Bank treasurer: Bank treasurers oversee all aspects of the financial management of a bank. They manage the liquidity and solvency of the bank. They manage and present current budgets, revise financial forecasts, prepare accounts for audit, manage the bank’s accounts and maintain accurate record-keeping of financial documentation.
Banking products manager: Banking products managers study the market of banking products and adapt the existing ones to the characteristics of this evolution or create new products to suit clients needs. They monitor and evaluate the performance indicators of these products and suggest improvements. Banking products managers assist with the sales and marketing strategy of the bank.

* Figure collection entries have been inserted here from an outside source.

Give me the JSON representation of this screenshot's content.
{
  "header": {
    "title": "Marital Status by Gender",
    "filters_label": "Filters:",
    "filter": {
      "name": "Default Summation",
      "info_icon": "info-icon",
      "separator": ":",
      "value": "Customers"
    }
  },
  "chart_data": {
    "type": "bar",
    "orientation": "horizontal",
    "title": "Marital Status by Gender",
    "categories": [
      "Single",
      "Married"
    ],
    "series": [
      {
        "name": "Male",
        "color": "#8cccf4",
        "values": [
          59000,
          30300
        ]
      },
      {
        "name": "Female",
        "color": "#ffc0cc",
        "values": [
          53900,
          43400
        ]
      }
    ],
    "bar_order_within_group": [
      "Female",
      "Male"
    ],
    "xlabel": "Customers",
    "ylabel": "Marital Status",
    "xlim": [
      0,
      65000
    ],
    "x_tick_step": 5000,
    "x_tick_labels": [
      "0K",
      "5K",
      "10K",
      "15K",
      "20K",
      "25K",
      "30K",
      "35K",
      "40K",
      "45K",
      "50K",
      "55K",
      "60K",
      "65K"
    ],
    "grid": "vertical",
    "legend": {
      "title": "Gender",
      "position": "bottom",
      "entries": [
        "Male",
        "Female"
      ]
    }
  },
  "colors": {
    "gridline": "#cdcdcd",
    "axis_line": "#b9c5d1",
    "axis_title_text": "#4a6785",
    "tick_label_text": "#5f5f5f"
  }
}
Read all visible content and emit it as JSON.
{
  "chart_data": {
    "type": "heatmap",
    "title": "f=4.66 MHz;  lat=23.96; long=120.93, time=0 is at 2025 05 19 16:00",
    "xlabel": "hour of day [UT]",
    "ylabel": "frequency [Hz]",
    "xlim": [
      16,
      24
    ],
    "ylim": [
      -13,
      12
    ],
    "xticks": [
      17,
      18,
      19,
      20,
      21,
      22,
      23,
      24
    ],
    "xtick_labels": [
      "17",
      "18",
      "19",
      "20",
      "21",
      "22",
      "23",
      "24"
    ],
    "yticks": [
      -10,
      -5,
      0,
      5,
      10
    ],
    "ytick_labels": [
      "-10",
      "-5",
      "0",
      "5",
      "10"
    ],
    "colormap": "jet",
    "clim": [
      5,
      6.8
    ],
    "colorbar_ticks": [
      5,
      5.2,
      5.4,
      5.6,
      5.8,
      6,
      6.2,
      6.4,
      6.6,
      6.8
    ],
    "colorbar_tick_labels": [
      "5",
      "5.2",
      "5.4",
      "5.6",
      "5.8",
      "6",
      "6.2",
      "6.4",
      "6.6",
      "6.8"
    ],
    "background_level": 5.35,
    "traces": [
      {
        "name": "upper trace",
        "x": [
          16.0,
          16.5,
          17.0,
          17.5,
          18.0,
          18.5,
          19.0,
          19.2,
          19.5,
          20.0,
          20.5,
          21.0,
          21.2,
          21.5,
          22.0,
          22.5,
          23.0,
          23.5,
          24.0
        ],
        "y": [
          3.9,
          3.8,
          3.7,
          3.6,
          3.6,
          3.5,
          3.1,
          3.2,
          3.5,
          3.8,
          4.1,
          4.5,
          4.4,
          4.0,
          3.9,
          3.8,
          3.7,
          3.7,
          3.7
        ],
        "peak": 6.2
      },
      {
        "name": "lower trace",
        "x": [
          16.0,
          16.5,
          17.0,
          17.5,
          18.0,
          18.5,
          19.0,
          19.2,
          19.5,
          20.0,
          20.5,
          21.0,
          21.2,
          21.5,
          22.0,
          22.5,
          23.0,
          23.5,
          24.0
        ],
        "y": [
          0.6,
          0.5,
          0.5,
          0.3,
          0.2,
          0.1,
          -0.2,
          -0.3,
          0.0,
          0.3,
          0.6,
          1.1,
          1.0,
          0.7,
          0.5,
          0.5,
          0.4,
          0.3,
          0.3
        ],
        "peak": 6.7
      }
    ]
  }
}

Relationship banking manager: Relationship banking managers retain and expand existing and prospective customer relationships. They use cross-selling techniques to advise and sell various banking and financial products and services to customers. They also manage the total relationship with customers and are responsible for optimising business results and customer satisfaction.
Asset manager: Asset managers invest the money of a client into financial assets, through vehicles such as investment funds or management of individual clients’ portfolios. This includes the management of the financial assets, within a given investment policy and risk framework, the provision of information, the assessment and monitoring of risks.
Foreign exchange broker: Foreign exchange brokers buy and sell foreign currencies on behalf of their clients in order to secure a profit on fluctuations in foreign exchange rates. They undertake technical analysis of economic information such as market liquidity and volatility, to predict the future rates of currencies on the foreign exchange market.
Futures trader: Futures traders undertake daily trading activities in the futures trading market by buying and selling futures contracts. They speculate on the futures contracts’ direction, trying to make a profit by buying futures contracts they foresee to rise in price and sell contracts they foresee to fall in price.
Investment clerk: Investment clerks assist with the administration of investments such as stocks, bonds or other securities and perform general clerical duties in the investment sector of a financial company.
Corporate lawyer: Corporate lawyers provide legal consulting services and representation to corporations and organisations. They give advice on matters relating to taxes, legal rights and patents, international trade, trademarks, and legal financial issues arising from operating a business.